Union Must Win Matches They Deserve

In many ways, Saturday’s disappointing 2-1 loss to San Jose was the same old story. Except never before had the Union so thoroughly dominated a match and came away empty. Applying a little perspective, the progress this expansion club has made in less than half a season is quite encouraging, but it’s hard to be satisfied when you could have, and should have, earned three valuable points.  

“It absolutely stinks,” said goalkeeper Chris Seitz. “We play (San Jose) again this season and we have another one this Wednesday (against Celtic FC) and we’ll go back and try to get the bad taste out of our mouths.”

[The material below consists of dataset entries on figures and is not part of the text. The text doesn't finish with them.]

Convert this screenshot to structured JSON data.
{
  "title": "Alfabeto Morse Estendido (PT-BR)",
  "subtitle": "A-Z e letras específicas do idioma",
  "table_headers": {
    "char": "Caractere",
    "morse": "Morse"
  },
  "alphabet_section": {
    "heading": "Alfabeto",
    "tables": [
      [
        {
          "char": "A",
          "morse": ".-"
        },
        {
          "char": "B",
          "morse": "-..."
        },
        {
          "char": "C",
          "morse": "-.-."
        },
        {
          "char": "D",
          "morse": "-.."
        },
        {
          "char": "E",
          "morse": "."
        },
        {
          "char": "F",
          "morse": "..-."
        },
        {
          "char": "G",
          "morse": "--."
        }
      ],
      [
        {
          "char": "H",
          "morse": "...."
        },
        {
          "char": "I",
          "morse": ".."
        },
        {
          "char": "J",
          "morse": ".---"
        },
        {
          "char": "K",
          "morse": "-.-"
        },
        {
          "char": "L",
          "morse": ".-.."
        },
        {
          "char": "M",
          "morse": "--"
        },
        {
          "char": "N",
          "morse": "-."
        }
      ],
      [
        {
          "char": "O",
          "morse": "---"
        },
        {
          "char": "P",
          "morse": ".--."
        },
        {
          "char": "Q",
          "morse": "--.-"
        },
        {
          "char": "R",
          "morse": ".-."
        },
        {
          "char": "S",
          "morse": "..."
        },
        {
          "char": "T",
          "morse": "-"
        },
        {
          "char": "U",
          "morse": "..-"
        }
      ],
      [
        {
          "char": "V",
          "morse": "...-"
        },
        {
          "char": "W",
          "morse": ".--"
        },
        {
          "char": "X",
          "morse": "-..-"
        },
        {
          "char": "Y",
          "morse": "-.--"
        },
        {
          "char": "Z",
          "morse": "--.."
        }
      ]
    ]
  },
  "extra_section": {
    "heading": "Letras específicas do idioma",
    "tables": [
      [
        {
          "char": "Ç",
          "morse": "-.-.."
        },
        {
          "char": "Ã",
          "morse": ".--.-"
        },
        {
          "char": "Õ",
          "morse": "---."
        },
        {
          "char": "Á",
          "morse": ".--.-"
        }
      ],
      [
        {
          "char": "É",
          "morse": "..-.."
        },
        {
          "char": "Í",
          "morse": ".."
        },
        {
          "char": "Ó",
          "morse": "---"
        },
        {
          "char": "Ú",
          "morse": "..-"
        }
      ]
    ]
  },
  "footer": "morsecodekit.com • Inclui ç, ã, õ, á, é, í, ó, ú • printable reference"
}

It’s easy to forget that Philadelphia is a club built for the future. Forward Danny Mwanga’s scary potential as an 18 year old rookie with five goals is one of the most obvious reasons for optimism, but there are plenty of others. Sebastien Le Toux is still only 26 years old, Roger Torres, Jack McInerney and Amobi Okugo are all teenagers along with Mwanga, blossoming goalkeeper Chris Seitz is just 23, Shea Salinas is only 24, and 13 out of 20 players on the roster are 25 years of age or younger.

There were many missed opportunities against the Earthquakes that will frustrate the Union, but it’s hard to argue against the fact that they’re headed in the right direction. Possession, pace and creativity were all on display from the home side at PPL Park, and their never-say-die mentality has never been in doubt.

“You just have to keep your head up and keep fighting to the end,” said Mwanga about the club’s attitude. “I think we did that tonight. Unfortunately it’s just one of those games where you try and do your best and things just don’t fall together.”

Unfortunately for Philadelphia, that fate has become a bit too common in the club’s first season. Inexperience is certainly a factor, but not one that manager Peter Nowak will be willing to accept as an excuse any time soon.

"We shot ourselves in the foot today,” he said after Saturday’s match. “Probably inexperience, not reacting, not anticipating the things that might happen. From the flow of the game, from commitment, you can’t really say bad words about this team and how they pushed forward and even the way we exposed ourselves (while pressing for a go-ahead goal).

“There are little things that need to be corrected and fixed very fast because that's what this game is all about. Not about how many shots you have on goal, (whether) it was a handball, not a handball, foul, not a foul. At the end of the day, the results stand regardless of the situation. We lost a game we were supposed to win, and that hurts us as much as the other losses we've had. We're supposed to tie or win games.”

And that’s precisely what Philadelphia must do to take the next step in their continued evolution; win the matches they should win by translating superiority in the run of play into points.

The Union have outplayed their opponent in all four matches at home this season, two of which have come at PPL Park. Despite Saturday’s speed bump, it’s clear the club plays with added confidence at home.

"Anytime we’re at home, we’re not going to settle for a tie,” said Seitz. “Obviously, if we tie we take home a point, but we have a mentality that at home we don’t lose, and we’re going to go for the win no matter what.

“Anytime we push up to score it’s going to open up at the back, and we need to be organized and prepared in case that happens. Soccer is a funny sport sometimes. You can be in complete control only to see it slip away. We have to be able to grasp the wins when they're there in front of us."

The Union won’t have to wait long to shrug off their disappointment, as the club will take on Scottish Premier League side Celtic F.C. Wednesday at PPL Park followed by a league match at home on Saturday against Eastern Conference foe Toronto FC.

“We are going to just take this (Celtic) game like a practice game and a friendly to give the fans a good show so they can come and enjoy good soccer,” said Le Toux. “I’m sure the staff will do a good job with the players to give some time to everybody. We’re going to be ready physically for the next game (against Toronto).

While defender Jordan Harvey’s rhetoric places more of an emphasis on the importance of the Celtic friendly, the club’s mindset is ubiquitous; The Union must continue to get better and make sure they’re rewarded in the standings when they play well.

"After the Celtic match, we have a big game against Toronto on Saturday,” Harvey said. “But every game is big for us. They're all big. From here on out, we're looking at getting as many wins as possible. I think we are a very resilient club. It's a matter of execution from here on out."